2017 Annual WASLA Conference

Spokane Convention Center, April 21, 2017
One Day, Dynamic Sessions, Ultimate Location



1:30-2:30 PM
The Social and Ecological Legacies of Post-industrial Sites and Their Potential Futures


As cities and towns grapple with repurposing of post-industrial sites, the cheapest and easiest solution is often to demolish existing structures and cart off polluted soils to waste facilities in order to make room for new development.  However, a tabula rasa approach misses an opportunity for creating continuity between a site’s history and its potential future.  Looking at specific cases in Washington State such as the Bellingham Waterfront development and Hanford Nuclear Site/National Monument decommissioning - both of which are currently underway - this presentation discusses the challenges landscape architects face in preserving historic integrity and collective memory while also addressing the residual pollution often accompanying historic industrial sites.

Lead Speaker:

Kasia Keeley 

Speaker Bio:

Kasia Keeley
Kasia Keeley is currently completing the graduate program in Landscape Architecture at the University of Washington and has focused her education on the remediation of post-industrial sites.

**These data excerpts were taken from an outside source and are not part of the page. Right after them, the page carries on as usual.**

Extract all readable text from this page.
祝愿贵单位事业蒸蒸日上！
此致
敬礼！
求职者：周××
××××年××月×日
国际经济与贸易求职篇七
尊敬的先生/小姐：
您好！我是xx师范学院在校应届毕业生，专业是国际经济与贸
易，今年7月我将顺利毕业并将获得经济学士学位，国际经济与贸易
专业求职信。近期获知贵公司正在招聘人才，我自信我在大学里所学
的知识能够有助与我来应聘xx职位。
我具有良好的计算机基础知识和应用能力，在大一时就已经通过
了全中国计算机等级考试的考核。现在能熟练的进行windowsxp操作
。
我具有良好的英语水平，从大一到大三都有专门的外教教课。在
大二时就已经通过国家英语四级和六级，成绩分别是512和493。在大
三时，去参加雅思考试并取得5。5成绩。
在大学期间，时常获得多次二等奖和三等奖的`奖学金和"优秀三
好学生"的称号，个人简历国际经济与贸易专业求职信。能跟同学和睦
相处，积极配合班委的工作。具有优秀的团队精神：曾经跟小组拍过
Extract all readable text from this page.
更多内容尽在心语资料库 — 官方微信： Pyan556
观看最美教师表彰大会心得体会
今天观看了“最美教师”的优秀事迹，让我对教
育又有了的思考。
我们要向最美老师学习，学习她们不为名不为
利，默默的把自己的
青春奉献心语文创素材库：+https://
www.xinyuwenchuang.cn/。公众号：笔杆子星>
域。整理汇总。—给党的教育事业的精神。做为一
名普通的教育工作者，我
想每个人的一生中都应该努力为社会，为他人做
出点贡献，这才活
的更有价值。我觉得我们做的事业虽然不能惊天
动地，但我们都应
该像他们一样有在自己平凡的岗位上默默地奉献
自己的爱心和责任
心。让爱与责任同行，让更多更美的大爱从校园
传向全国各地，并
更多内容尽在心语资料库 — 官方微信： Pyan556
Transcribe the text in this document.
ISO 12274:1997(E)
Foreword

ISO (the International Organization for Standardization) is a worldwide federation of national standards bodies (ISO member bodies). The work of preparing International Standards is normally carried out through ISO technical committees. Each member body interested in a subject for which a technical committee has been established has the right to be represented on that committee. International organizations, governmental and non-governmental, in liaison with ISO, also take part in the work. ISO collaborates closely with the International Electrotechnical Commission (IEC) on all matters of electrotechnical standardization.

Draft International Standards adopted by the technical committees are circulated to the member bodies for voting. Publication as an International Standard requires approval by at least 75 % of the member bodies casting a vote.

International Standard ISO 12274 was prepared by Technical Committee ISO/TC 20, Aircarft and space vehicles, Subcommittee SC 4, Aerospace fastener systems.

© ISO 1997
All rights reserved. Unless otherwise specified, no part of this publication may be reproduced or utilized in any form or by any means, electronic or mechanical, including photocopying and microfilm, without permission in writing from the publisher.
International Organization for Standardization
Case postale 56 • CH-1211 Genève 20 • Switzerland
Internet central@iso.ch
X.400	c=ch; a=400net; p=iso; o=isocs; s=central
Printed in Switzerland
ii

In the fall 2016, she conducted research for the Valle Fellowship in Sweden regarding the ecological and social impact of post-industrial/post-nuclear sites.  This work culminated in a seminar presentation, and is being used as groundwork for her master’s thesis focused on the Hanford Nuclear Site and its simultaneous placement on the US Superfund list and the Manhattan Project National Historic Park.

Learning Objectives:
  • Become familiar with the current discourse in the field of historic preservation regarding post-industrial structures and community engagement with these sites. 
  • Learn through specific case studies in WA how different kinds of waste are typically treated and what this means ecologically and socially for the sites. 
  • Learn about the alternatives to common remediation practices and the ecological and financial balance of these alternatives.